Note: Frozen pearl onions can be used in place of fresh. To use frozen onions, cook direct from frozen, skipping step 1.

  • Yield:Serves 6
  • Active time: 10 minutes
  • Total time:30 minutes

Ingredients

  • 2 pounds pearl onions (see note)
  • 1 cup heavy cream
  • 1/2 cup homemade or store-bought low-sodium chicken stock
  • 1 bay leaf
  • Kosher salt and freshly ground black pepper
  • 2 tablespoons finely chopped fresh parsley leaves

Directions

  1. 1.

    Using a paring knife, trim off the ends of each onion and score a light "X" into one cut side. Bring a medium pot of water to a boil over high heat.
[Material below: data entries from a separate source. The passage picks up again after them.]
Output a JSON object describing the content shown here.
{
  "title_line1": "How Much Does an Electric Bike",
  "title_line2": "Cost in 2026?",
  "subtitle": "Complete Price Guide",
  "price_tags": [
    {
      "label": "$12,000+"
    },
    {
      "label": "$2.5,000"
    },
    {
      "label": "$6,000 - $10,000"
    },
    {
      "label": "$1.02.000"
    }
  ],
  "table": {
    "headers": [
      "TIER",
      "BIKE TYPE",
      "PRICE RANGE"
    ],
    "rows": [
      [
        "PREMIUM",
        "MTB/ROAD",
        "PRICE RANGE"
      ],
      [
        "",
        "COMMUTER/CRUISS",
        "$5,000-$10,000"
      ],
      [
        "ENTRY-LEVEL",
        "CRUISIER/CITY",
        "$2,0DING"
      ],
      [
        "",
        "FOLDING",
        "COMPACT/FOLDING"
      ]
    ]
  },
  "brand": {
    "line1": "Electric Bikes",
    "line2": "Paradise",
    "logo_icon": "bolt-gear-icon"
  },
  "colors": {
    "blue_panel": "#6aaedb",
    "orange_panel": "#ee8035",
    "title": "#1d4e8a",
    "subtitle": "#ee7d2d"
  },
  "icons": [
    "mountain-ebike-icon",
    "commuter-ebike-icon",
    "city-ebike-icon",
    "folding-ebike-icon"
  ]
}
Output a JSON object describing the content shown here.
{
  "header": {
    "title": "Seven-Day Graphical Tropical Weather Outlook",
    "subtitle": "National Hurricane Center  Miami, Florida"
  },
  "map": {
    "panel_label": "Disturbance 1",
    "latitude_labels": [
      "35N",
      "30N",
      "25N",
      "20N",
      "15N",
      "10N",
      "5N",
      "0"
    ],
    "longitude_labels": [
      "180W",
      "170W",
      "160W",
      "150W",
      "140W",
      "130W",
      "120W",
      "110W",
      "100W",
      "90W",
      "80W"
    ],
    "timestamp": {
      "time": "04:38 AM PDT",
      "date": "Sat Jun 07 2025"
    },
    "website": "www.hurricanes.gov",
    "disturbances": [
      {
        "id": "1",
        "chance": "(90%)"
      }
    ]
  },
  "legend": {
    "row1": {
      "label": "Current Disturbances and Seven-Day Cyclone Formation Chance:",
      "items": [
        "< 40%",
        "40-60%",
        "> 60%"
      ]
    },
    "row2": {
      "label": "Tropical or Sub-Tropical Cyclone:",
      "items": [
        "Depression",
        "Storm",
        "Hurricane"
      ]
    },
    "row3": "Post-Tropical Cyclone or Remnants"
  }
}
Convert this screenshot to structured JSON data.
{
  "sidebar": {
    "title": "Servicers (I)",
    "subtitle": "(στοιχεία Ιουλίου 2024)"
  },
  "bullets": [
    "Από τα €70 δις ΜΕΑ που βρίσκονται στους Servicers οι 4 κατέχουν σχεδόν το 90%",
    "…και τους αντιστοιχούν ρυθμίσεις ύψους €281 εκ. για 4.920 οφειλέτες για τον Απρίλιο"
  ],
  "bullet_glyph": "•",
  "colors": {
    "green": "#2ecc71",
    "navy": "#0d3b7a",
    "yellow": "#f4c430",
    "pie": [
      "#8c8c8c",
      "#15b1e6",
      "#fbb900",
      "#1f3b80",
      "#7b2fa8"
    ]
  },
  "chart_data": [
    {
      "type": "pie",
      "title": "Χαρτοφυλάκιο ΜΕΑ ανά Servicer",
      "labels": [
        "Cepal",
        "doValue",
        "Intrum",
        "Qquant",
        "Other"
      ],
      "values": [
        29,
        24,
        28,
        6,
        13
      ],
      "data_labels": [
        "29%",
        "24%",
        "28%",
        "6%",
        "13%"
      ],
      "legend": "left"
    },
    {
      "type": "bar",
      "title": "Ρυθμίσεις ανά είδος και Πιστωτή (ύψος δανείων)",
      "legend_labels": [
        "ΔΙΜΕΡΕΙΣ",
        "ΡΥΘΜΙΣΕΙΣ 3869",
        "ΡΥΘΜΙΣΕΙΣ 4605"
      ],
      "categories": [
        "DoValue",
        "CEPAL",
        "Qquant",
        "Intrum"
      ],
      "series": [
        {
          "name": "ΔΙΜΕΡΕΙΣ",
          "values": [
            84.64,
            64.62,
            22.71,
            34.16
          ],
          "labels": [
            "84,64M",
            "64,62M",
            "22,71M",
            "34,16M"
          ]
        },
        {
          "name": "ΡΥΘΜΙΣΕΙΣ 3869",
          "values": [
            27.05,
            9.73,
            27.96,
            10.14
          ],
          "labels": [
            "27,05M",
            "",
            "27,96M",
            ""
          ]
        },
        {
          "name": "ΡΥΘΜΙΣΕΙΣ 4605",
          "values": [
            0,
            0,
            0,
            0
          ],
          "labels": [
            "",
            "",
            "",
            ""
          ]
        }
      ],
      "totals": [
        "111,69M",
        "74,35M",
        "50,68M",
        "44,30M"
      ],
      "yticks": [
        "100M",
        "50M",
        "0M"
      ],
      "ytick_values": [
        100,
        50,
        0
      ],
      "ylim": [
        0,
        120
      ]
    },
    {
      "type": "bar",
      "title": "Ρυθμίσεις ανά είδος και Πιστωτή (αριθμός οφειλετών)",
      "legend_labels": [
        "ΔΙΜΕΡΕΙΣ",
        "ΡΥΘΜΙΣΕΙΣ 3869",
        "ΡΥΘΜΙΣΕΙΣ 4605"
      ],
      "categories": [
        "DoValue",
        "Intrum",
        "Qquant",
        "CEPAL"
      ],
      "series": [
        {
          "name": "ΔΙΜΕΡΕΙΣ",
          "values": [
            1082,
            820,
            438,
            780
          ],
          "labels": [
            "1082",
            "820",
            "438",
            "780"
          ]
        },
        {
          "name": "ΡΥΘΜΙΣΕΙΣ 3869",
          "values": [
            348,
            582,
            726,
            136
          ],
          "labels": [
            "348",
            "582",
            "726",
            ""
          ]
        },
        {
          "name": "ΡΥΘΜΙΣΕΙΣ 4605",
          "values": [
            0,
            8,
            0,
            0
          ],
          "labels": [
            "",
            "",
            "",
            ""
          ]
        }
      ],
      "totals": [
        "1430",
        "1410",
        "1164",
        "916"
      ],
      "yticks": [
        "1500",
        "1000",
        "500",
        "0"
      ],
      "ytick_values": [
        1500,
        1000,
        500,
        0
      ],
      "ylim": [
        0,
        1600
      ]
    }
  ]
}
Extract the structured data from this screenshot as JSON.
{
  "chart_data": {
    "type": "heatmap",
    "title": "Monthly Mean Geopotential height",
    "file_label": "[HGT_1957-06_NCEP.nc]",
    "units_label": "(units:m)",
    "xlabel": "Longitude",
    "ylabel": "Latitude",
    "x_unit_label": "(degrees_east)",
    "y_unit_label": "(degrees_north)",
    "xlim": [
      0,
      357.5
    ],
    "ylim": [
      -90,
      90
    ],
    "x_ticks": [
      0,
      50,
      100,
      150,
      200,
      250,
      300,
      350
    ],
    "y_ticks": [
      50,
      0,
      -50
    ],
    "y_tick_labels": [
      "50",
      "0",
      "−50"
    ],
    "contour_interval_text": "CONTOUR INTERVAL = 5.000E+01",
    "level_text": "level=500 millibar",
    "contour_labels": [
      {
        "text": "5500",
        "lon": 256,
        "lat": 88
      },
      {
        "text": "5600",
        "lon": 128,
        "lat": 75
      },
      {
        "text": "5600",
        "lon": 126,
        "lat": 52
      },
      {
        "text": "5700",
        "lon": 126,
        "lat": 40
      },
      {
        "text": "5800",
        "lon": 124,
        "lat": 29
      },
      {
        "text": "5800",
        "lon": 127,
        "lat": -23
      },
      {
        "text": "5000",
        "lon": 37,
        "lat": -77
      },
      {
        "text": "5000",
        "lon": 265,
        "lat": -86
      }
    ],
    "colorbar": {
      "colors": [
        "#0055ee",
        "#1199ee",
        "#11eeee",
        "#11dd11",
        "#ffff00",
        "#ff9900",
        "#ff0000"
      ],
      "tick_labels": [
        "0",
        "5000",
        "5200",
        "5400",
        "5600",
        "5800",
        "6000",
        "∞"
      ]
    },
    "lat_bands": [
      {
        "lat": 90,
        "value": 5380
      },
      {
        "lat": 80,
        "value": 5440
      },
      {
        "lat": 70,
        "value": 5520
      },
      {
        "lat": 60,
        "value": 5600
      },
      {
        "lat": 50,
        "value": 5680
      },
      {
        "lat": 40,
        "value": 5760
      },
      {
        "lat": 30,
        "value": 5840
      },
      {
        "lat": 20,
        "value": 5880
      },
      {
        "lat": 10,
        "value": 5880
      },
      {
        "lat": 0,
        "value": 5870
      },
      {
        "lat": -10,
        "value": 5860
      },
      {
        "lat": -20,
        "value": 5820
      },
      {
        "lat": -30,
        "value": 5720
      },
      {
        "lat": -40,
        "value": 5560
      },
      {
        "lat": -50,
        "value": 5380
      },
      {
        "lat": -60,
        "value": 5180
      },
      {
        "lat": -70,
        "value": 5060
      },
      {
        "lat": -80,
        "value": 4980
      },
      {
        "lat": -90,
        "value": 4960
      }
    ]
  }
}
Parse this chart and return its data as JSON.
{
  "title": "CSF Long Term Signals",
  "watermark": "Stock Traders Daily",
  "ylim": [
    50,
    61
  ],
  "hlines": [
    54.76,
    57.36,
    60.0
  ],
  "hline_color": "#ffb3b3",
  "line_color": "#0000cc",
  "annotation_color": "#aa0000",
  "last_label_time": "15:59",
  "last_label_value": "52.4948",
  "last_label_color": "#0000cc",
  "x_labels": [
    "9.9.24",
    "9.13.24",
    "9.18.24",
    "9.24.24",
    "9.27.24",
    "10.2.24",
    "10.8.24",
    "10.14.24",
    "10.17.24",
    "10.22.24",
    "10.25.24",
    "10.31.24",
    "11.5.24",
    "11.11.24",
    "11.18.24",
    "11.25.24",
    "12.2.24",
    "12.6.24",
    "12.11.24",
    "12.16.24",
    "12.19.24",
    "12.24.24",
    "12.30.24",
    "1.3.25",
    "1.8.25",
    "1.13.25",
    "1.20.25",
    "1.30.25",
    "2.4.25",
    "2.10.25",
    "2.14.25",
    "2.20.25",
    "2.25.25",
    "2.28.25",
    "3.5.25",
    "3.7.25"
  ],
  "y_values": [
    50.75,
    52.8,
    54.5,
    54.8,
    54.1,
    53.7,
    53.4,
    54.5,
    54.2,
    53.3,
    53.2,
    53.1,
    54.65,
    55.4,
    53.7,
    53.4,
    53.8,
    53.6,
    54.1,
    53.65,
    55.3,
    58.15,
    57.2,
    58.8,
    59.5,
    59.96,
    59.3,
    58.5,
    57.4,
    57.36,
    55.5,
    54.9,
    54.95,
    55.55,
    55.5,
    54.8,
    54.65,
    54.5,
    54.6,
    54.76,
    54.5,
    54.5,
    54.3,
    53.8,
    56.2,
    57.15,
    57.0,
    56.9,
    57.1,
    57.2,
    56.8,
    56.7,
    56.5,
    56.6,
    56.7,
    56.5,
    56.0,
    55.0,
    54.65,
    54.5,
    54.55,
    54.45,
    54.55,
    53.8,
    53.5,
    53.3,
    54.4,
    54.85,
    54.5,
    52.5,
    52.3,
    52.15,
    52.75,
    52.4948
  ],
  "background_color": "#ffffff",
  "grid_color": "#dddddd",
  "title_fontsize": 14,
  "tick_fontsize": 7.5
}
Add onions and cook until outer layers are soft, about 1 1/2 minutes. Drain onions and run under cool water until cold enough to handle. Peel onions with your fingers and discard peels.

  2. 2.

    Place onions in a medium saucepan and add heavy cream, stock, and bay leaf. Heat over medium-high heat until simmering, then lower heat to maintain a very gently simmer. Cook, stirring occasionally, until cream has reduced to a rich sauce, about 20 minutes. Season to taste with salt and pepper, discard bay leaf, stir in parsley, and serve. If sauce breaks and turns greasy, stir in 2 tablespoons of water and shake pan vigorously over high heat until it comes back together.